I have not listed web-site details here, as it is not my interest or point here to promote one zapper over another. I only wish to convey the research to our viewers, who may have an interest in “looking under the hood” of these new Generation Zappers. Some Zapper manufacturers would not divulge the datasheet on their Zappers, so I would assume that they were running the 555 circuit.

99% of Zapper manufacturers still use the 555 CPU. A chip which has proven its reliability since the invention of the first “shoebox” zapper in the early 1980′s. This basic zapper design revolves around using the timer circuit for producing frequencies. 2 small resistors and 1 capacitor could create this positive frequency output through pin 2/3 of the 555. Small, Simple and cheap.

The “1980′s” 555 Chip used in 99% of all Zappers sold today


Well here are some of the previously unpublished problems with using the 555 as a ‘reliable chip’ for frequency devices and zappers

– The 555 Chip in astable mode is known to overheat and ultimately burn out at 10.00hz (Fixed frequency zappers do not usually go this low)

– With a 555 you get a triangle (or a sawtooth if you set the values right) and a square wave. Problems with the 555 include that you can never get a 50% duty cycle (though I think some of the CMOS ones can do it) Most Zappers use the Squarewave and are affected by this duty cycle.

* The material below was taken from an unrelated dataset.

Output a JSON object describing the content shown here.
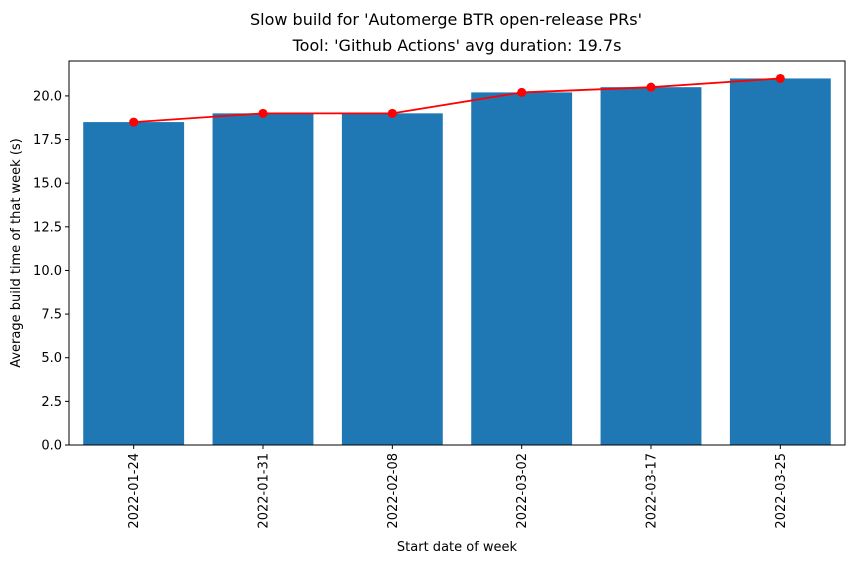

– On the work test bench the regular NE-555 reached a limited output frequency of 180Khz.  Newer Chips achieved up to 2.4Mhz.  Components used were 1% metal film Resistors and quality low-leakage capacitors, supply voltage used was 10volt DC regulated

– A word of caution about the regular NE-555 timer chips; the NE-555, along with some other timer IC’s, generate a huge (approx 150mA) supply current glitch during each output transition. Be very sure to use a hefty bypass capacitor over the power connections near the timer chip. And even if you do install this capacitor, the NE-555 may have a tendency to generate double output transitions.  This ‘Hefty Bypass’ capacitor is not used on the original Dr Clark circuit diagram.

– Some of the less desirable properties of the regular NE-555 are:
- high supply current (in Zappers this translates out to high battery power consumption)
- high trigger current,
- double output transitions,
- inability to run with very low supply voltages. (in zappers this means output drop out)

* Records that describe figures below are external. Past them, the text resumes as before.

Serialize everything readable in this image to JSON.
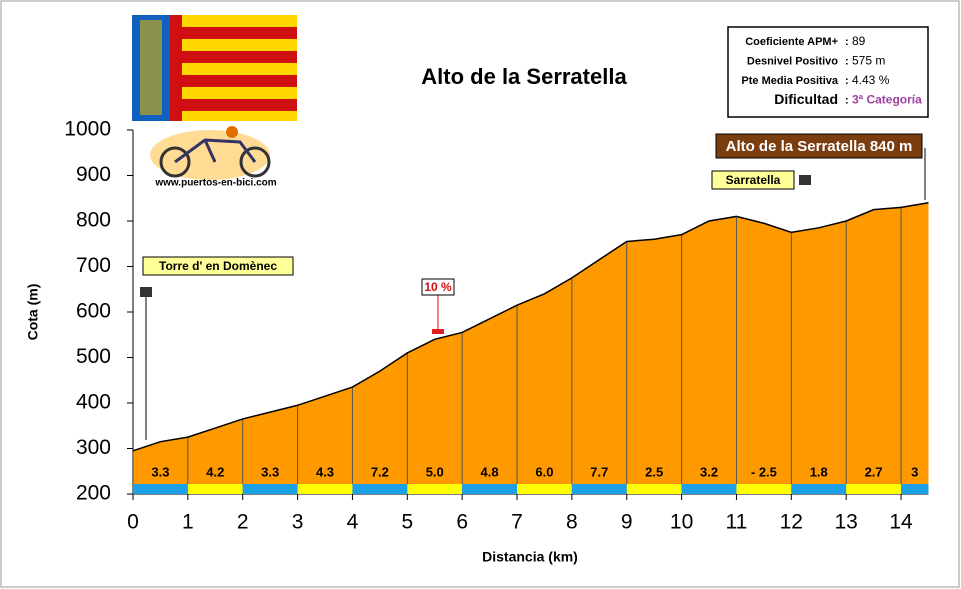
{
  "chart_data": {
    "type": "area",
    "title": "Alto de la Serratella",
    "xlabel": "Distancia (km)",
    "ylabel": "Cota (m)",
    "website": "www.puertos-en-bici.com",
    "x": [
      0,
      0.5,
      1,
      1.5,
      2,
      2.5,
      3,
      3.5,
      4,
      4.5,
      5,
      5.5,
      6,
      6.5,
      7,
      7.5,
      8,
      8.5,
      9,
      9.5,
      10,
      10.5,
      11,
      11.5,
      12,
      12.5,
      13,
      13.5,
      14,
      14.5
    ],
    "values": [
      295,
      315,
      325,
      345,
      365,
      380,
      395,
      415,
      435,
      470,
      510,
      540,
      555,
      585,
      615,
      640,
      675,
      715,
      755,
      760,
      770,
      800,
      810,
      795,
      775,
      785,
      800,
      825,
      830,
      840
    ],
    "color": "#ff9900",
    "segments": {
      "values": [
        3.3,
        4.2,
        3.3,
        4.3,
        7.2,
        5.0,
        4.8,
        6.0,
        7.7,
        2.5,
        3.2,
        -2.5,
        1.8,
        2.7,
        3
      ],
      "value_labels": [
        "3.3",
        "4.2",
        "3.3",
        "4.3",
        "7.2",
        "5.0",
        "4.8",
        "6.0",
        "7.7",
        "2.5",
        "3.2",
        "- 2.5",
        "1.8",
        "2.7",
        "3"
      ]
    },
    "xlim": [
      0,
      14.5
    ],
    "xticks": [
      0,
      1,
      2,
      3,
      4,
      5,
      6,
      7,
      8,
      9,
      10,
      11,
      12,
      13,
      14
    ],
    "ylim": [
      200,
      1000
    ],
    "yticks": [
      200,
      300,
      400,
      500,
      600,
      700,
      800,
      900,
      1000
    ],
    "annotations": [
      "Torre d' en Domènec",
      "Sarratella",
      "Alto de la Serratella 840 m",
      "10 %"
    ],
    "info": [
      {
        "label": "Coeficiente APM+",
        "value": "89"
      },
      {
        "label": "Desnivel Positivo",
        "value": "575 m"
      },
      {
        "label": "Pte Media Positiva",
        "value": "4.43 %"
      },
      {
        "label": "Dificultad",
        "value": "3ª Categoría"
      }
    ]
  }
}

These problems have been remedied in a collection of CMOS successors such as the MSP430F248 and respectively the PIC16F887-I-PT-microprocessor to name a few.

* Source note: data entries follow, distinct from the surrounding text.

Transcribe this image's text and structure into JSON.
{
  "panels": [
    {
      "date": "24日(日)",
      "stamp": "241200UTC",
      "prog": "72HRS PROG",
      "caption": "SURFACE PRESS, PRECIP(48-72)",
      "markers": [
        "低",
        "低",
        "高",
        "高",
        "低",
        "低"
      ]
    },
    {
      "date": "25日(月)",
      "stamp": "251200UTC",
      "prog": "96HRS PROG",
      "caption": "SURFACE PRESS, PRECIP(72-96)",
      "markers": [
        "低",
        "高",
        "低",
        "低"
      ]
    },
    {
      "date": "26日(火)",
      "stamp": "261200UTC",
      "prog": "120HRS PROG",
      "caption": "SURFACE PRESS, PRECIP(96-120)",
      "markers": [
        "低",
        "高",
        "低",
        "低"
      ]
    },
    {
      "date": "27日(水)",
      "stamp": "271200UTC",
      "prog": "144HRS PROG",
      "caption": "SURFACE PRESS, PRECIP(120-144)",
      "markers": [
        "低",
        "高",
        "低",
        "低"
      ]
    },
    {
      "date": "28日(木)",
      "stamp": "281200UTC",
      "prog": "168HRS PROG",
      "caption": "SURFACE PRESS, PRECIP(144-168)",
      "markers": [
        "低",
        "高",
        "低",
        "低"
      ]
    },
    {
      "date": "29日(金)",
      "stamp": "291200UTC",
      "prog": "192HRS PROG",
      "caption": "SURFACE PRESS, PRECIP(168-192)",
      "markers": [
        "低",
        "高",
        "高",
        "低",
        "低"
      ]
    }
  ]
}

With all respect to the research and development of the Original Zapper in the 1980′s by Dr Clark; Technology has moved forward. Much of our good Doctors work can be translated into these new generation zapper devices which carry all the frequencies prescribed by Dr Clark herself.  Dr Clark did recommend the larger desktop variety of “Frequency Generators” as an alternative to the “555 Shoebox zapper”   (Dr Clark pg 502 Cure for all Diseases): “Frequency Generators come in all sizes, costs and capabilities …purchase one that reads out the frequency for you in numbers (Digital Type)” .

Fortunately all the new Frequency Generator Zappers are hand held devices. It is good to know that we do not have to be stuck to a chair in front of a large metal box.  It still astounds me that 99% of the Zappers sold today are based on the 1980′s “Shoebox” design. I believe it is time that Zapper makers take a serious look at ‘improving the Engines’ in these devices, and give their customers a more efficient and reliable Zapper using modern electronics.